Prices for industrial raw materials will fall by an average of 41 per cent in 2009, according to the latest forecast by the Economist Intelligence Unit (EIU).
Falling demand in the automotive, consumer electronics and property sectors have left prices for base metals such as aluminium, copper, lead and nickel “particularly vulnerable”, reports the EIU. It expects average prices to drop by 47 per cent this year, with only a modest recovery of 12 per cent in 2010.
Crude oil prices are set to slide even further. The EIU expects its weighted index to fall by 64 per cent in 2009, with an average price of $35 a barrel for Brent crude and $37 a barrel for West Texas Intermediate.

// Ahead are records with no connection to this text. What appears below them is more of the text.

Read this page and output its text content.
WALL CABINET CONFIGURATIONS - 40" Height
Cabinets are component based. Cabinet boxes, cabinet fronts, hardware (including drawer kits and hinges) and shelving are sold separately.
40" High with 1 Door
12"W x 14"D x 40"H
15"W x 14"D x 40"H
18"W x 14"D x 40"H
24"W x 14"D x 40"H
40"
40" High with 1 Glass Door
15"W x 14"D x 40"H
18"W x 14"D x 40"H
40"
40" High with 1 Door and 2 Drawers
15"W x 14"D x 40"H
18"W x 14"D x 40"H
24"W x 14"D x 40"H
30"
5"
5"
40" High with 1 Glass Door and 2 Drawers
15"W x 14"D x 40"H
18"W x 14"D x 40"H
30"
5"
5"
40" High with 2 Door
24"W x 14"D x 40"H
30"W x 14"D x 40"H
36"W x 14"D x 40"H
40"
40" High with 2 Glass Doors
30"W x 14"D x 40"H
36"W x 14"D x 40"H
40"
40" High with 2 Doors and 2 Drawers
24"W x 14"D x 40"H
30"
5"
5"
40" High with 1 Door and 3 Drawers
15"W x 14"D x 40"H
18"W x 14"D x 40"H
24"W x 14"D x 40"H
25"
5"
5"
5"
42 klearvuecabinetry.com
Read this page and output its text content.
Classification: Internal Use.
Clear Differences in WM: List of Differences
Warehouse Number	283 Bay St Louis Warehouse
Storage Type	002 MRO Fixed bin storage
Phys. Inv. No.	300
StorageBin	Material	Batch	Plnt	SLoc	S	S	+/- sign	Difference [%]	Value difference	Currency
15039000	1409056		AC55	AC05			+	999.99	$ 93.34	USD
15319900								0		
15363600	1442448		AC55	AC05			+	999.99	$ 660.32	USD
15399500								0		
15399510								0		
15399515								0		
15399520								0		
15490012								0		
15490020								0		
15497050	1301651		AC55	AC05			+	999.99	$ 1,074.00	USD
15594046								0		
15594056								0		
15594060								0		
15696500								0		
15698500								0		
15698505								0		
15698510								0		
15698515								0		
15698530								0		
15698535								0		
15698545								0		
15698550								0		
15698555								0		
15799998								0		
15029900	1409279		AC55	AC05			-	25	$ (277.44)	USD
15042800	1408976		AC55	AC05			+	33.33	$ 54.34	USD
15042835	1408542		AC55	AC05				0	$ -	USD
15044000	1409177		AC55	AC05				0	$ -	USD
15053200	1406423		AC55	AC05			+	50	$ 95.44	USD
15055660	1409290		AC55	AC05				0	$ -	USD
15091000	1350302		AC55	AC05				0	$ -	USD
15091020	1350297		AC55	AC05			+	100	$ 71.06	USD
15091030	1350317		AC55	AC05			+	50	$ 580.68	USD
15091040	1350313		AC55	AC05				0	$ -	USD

Oil prices will be at their lowest in the first half of the year, it predicts, with a modest recovery in the second half as constrained supply and hopes of stronger demand in 2010 kick in.
But prices for Brent crude next year are expected to average only $50 a barrel – well below its peak of over $140 in June 2008.
The downturn in the automotive sector will also see lower demand for natural rubber. The EIU forecasts average price cuts of 44 per cent in 2009, despite a planned rubber cartel operated by Malaysia, Indonesia and Thailand.
Fibre prices will decline less steeply, partly because of reduce cotton plantings around the world. Prices will fall by an average of 10 per cent this year, with a recovery of 8.5 per cent in 2010.
At the same time, lower oil prices will make both synthetic rubber and manmade fibres, such as acrylic and polyester, more competitive.
The EIU will release its latest predictions for soft commodities, including food and feedstuffs, later this month, but expects prices to be less affected by the economic downturn.
Overall, the EIU is forecasting that its combined index of 24 hard and soft commodities will fall by 32 per cent in 2009.